Date of Award

5-2026

Document Type

Thesis

Degree Name

Masters of Science in Digital Marketing

First Advisor

Andrew Allen Smith

Second Advisor

Merve YanarGurce

Third Advisor

Chad Briesacher

Abstract

This project examines the role of artificial intelligence in video advertisement production and explores whether AI can help bridge the gap between everyday users and professional advertising. The project combined both creative production and audience research. To do this, three original AI-generated advertisements were created in distinct commercial formats: a pharmaceutical advertisement, a petcentered narrative commercial, and a lifestyle montage advertisement. After the advertisements were completed, audience response was measured through a survey of U.S.-based participants. Participants evaluated each advertisement on realism, emotional engagement, trustworthiness, polish, and authenticity. The results showed that the advertisements were not perceived equally. The pet advertisement performed strongest overall, the pharmaceutical advertisement performed weakest, and the lifestyle advertisement generally fell between the two. Across all three advertisements, realism and polish scored higher than trustworthiness and authenticity, suggesting that AI can help create advertisements that look more professional, but it does not automatically create the same credibility or emotional trust associated with human-made advertising. The project suggests that AI can reduce production barriers and make commercial-style video advertisements more accessible.

Research Highlights

  • The Problem: This research investigates the role of artificial intelligence in video advertisement production and assesses whether generative tools can bridge the production gap for non-professionals while maintaining audience trust and authenticity. 
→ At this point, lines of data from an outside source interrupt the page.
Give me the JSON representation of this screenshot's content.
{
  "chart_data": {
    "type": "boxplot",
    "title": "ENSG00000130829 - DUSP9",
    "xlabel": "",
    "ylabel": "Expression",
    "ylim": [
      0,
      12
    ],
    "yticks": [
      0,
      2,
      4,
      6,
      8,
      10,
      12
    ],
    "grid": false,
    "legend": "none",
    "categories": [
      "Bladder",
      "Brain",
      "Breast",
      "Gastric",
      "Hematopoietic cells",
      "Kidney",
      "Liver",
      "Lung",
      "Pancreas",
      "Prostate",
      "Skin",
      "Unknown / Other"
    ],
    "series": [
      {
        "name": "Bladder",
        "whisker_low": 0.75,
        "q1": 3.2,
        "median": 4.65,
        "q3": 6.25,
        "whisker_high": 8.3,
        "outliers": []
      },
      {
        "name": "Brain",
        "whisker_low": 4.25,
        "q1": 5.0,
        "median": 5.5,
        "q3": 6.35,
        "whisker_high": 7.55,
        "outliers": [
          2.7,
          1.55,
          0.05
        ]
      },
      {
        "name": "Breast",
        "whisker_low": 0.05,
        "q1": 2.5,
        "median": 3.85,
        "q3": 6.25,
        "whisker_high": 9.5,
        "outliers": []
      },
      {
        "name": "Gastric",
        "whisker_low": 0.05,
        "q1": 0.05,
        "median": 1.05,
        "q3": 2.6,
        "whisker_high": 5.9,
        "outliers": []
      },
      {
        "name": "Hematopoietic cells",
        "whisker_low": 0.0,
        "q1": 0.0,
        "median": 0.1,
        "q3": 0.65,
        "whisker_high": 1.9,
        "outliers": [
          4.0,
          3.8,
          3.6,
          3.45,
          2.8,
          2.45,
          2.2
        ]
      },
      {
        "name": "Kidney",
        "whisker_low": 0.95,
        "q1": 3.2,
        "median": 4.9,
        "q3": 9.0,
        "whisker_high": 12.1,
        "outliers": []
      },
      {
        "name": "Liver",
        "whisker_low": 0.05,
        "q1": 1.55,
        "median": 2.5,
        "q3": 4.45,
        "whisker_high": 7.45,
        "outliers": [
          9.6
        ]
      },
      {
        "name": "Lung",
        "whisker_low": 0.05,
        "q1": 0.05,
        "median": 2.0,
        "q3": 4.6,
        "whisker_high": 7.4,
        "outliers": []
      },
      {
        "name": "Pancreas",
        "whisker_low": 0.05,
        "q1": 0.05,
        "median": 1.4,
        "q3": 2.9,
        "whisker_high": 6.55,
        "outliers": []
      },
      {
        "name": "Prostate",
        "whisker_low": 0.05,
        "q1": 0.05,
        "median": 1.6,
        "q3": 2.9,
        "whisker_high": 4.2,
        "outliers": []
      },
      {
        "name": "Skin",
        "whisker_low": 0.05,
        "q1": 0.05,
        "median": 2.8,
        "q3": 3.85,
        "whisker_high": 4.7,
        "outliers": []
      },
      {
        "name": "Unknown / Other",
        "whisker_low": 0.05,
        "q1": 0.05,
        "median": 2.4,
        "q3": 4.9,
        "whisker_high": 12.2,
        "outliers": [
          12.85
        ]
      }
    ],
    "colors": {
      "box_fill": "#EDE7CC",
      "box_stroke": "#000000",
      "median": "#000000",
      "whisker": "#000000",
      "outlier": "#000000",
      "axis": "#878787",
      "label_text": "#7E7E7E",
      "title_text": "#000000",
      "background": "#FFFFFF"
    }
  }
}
  • The Method: The author employed a hybrid approach combining a production workflow using ChatGPT, ElevenLabs, GeniGPT, Runway, Pika, and Veo with a survey of 62 U.S.-based participants who evaluated three original AI-generated advertisements in pharmaceutical, pet-narrative, and lifestyle montage formats. 

  • Quantitative Finding: The pet advertisement received the highest overall mean scores for realism (2.90) and polish (3.31), while the pharmaceutical advertisement received the lowest scores for trustworthiness (1.89) and authenticity (1.87); 64.52% of respondents believe AI-generated ads reduce authenticity and trust even if they look impressive; and 40.32% of participants indicated they are much less likely to trust a brand known to use AI-generated video. 

  •  Qualitative Finding: Participants identified specific AI hallmarks such as "unnatural" or "jolty" camera movements, "robotic" human figures, and distorted text on product packaging; respondents frequently characterized low-effort generative media as "AI slop" and expressed concerns that the technology replaces human creative jobs and reduces emotional connection. 

  • Finding: While AI reduces logistical and financial barriers to video production by allowing a single user to generate professional-looking assets, a significant "credibility gap" remains as audiences continue to perceive AI-generated content as less authentic than human-made advertising.